- Interactive map of Bagudo
- Country: Nigeria
- State: Kebbi State

Government
- • Local Government Chairman: Aliyu Sabo Zaga

Area
- • Total: 7,782 km^{2} (3,005 sq mi)

Population (2006)
- • Total: 865,817
- Time zone: UTC+1 (WAT)
- Postal code: 871

= Bagudo =

Bagudo is a town and Local Government Area in Kebbi State, Nigeria, sharing a boundary with the Republic of Niger and Republic of Benin.

It has an area of 7,782 km^{2} and a population of 865,817 at the 2006 census.

The postal code of the area is 871.

Bagudo as how the name implies was founded by a Fulani Cattle Rearer called Wabudo, the town has a good settled population which are mainly Fula, Hausas and Zabarmawa with a little Yoruba population and the mainly spoken languages are Hausa and Fula. Islam arrived the city in the 16 century or earlier primarily through the trans-Saharan trade and as a result became wealthy and the commercial nerve centre of the region and is still associated as the "centre of Farming, Herdsmen and Many more.

== Geography, Temperature, Climate ==
The geography of Bagudo LGA encompasses a total expanse of 7,782 square kilometres (3,005 square miles) and encompasses two distinct seasons; the dry and rainy seasons.
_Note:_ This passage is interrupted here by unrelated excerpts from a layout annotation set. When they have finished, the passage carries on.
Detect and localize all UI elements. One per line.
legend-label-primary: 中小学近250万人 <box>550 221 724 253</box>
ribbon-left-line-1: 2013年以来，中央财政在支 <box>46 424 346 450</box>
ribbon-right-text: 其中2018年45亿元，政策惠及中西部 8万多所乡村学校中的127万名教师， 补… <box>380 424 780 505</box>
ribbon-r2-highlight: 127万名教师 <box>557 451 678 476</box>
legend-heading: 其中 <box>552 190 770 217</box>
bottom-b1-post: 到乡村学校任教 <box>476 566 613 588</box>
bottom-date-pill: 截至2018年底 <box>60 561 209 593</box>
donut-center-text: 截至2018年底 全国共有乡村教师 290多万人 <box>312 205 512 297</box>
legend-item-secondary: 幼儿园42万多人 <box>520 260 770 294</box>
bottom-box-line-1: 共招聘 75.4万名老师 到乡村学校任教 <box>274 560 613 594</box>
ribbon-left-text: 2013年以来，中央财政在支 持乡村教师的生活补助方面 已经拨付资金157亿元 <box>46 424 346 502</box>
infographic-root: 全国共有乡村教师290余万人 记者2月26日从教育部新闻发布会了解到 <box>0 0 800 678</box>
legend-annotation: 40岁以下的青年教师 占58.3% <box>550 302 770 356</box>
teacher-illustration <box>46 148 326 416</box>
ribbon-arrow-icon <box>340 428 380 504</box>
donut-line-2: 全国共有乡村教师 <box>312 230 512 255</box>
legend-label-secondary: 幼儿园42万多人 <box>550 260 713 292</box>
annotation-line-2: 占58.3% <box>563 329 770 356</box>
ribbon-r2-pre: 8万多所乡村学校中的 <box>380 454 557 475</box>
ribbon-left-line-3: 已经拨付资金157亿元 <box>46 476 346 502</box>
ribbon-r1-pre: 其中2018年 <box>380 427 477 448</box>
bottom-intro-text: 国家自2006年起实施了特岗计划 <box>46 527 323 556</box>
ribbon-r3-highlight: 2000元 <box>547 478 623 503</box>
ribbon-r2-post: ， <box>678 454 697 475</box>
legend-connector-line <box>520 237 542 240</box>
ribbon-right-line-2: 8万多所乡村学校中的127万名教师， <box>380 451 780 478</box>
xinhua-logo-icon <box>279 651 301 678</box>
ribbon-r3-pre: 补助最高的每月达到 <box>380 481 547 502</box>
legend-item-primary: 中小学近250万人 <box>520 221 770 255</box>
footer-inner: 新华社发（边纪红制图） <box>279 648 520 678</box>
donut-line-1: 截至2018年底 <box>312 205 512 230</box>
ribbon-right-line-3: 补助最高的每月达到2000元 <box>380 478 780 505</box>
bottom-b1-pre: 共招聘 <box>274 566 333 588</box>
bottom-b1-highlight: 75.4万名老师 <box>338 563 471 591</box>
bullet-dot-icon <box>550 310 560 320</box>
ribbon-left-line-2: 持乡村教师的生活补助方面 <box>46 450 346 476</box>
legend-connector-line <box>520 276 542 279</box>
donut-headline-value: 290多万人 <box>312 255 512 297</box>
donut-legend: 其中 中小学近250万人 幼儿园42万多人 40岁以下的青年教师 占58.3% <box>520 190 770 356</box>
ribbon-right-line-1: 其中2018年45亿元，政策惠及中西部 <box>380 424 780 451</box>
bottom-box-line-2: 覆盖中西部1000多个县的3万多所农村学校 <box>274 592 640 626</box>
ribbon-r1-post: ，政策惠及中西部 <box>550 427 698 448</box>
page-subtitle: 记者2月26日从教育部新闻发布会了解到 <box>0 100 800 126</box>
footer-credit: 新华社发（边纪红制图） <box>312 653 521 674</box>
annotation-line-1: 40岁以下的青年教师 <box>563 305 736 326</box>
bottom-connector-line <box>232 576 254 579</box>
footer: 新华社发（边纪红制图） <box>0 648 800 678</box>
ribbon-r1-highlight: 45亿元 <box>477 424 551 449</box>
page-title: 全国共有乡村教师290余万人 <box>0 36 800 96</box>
Notably, the Niger River traverses through this region, contributing to a humidity level of approximately 12%, while the average temperature is 32 °C or 89.6 °F.

The temperature in the wet season is hot, oppressive, and overcast, while in the dry season it's sweltering and partly cloudy.

Climate change is raising temperatures in Bagudo, affecting air quality, melting glaciers, rising sea levels, desertification, and the frequency of extreme weather events.

== Economy ==
Fishing emerges as a vital component, coexisting with the predominant practice of agriculture, where various crops are cultivated in substantial quantities. Additionally, trade thrives within Bagudo Local Government Area, featuring several markets, including the bustling Lolo central market, offering a diverse array of commodities for prospective buyers.